А Кравченко снова вспомнились испачканные глиной босоножки Златы. Куда она бегала на рассвете? Ломать ветку боярышника? Колдовать в лесу, чтобы вернуть племянника-любовника? Или же устраивать ему на лесной просеке засаду с помощью шнура от французских штор? Какое из этих абсурдных предположений верно? Какому вздору верить?

– По-вашему, они верили во все это? – повторил Мещерский.

– Вера, суеверия… Молодые люди, это все слова. Вы, наверное, под ними на самом деле подразумеваете вот что: эти люди, они просто не могут вести себя подобным образом, потому что они очень богаты, у них много денег. Их статус вроде бы не позволяет им вести себя вот так, – Гиз усмехнулся. – Я уверяю, вы ошибетесь, если будете так думать. Количество денег не влияет на наши врожденные склонности. На наши исконные инстинкты. А склонность быть суеверным – она и есть инстинкт. Она у некоторых из нас на уровне генов, возможно, у большинства. И не важно, кто мы, какой у нас общественный статус, какое образование, какой счет в банке. Я знаю некоторых очень влиятельных бизнесменов, которые любые свои поступки – вплоть до поездки в гольф-клуб – тщательно сверяют с ежедневными астрологическими прогнозами. И остаются дома, если прогноз неблагоприятный. Знаю банкиров, которые прилежно, как школьники, вечерами посещают оккультные эзотерические кружки. У меня немало клиентов в Америке – очень состоятельных леди и джентльменов, которые готовы верить в самое невероятное. Магия вуду в Америке уже не в моде, приелась, надоела, там теперь делают ставку на Старый Свет, больше верят цыганским гаданиям, славянскому ведовству, румынским заговорам, карпатским легендам, народной медицине. Это ново, неизбито, экзотично, а потому и внушает больше доверия тем, кто ищет решение своих проблем не здесь, а там.

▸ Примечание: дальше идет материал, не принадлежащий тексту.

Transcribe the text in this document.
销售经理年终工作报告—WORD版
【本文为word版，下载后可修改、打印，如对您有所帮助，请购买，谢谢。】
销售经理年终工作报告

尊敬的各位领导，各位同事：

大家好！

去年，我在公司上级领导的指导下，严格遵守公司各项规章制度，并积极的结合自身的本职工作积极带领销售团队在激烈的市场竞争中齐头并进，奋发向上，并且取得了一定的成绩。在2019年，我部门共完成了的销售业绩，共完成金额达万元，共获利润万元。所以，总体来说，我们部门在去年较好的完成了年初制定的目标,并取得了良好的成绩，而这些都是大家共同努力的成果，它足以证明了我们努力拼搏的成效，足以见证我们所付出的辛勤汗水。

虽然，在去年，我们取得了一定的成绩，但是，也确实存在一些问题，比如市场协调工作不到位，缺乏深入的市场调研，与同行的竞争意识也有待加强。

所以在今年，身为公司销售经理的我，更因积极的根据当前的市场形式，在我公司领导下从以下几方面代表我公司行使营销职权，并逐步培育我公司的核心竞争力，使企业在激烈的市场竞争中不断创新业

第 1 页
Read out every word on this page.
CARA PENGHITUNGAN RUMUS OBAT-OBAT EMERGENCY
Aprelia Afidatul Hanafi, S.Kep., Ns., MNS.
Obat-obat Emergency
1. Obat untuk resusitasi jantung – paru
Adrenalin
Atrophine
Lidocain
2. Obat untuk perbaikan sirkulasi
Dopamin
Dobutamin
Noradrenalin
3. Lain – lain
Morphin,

– Где это там? – спросил Кравченко.

– Там. На той стороне. Или, если хотите, по ту сторону. Между прочим, девочка ко мне тоже обращалась за помощью.

– Маша?

– Да, и, насколько я понял, Богдан, бедняга, и тут преуспел. Она любила его.

– Какой же магический способ вы предложили ей?

– Я предложил ей один ритуал. Она отказалась.

– Почему?

– Условия не подошли, смутили ее. По правилам она должна была участвовать в нем в неглиже. Олицетворять собой прародительницу Еву. Я же должен был представлять Адама, тоже, сами понимаете, в каком виде. – Гиз смотрел на свою руку. Сжал ее в кулак. Потом медленно разжал. Красивая была рука, сильная. – Обряд довольно сложный, очень древний, весьма натуралистичный, не очень, извините, чистоплотный, напрямую связанный с культом плодородия. Кроме вина и меда, потребовались бы кровь и сперма. Ну, девочка и дрогнула. Родители ее воспитали, как в старину говорили, в строгости и целомудрии.

«Он пытался затащить Машу в постель, – подумал Мещерский. – Но зачем он нам-то все это говорит? Это же сведения не в его пользу».

– Вы же меня об этом спрашиваете, – Гиз словно угадал его мысли. А может, подслушал?

– А что вы нагадали Богдану? – спросил Кравченко. Этот вопрос он хотел задать «колдуну» с самого начала. – Помните, вы тогда упоминали про старое цыганское гадание?

– Вам кажется, что это сейчас важно? Вот сейчас, в данный момент? – Гиз смотрел на него с искренним любопытством, словно изучал.

– Да, мне кажется… я хочу знать… ну, мне просто интересно.

– Интересно? Ну да, все правильно. Так и должно быть, – Гиз словно услышал подтверждение, которое и так знал. – В тот раз прогноз для него был не слишком удачным. Старое цыганское гадание не щадит. Я провел соответствующий ритуал и получил ответ: Богдану было сказано, что он не доживет до двадцати шести лет.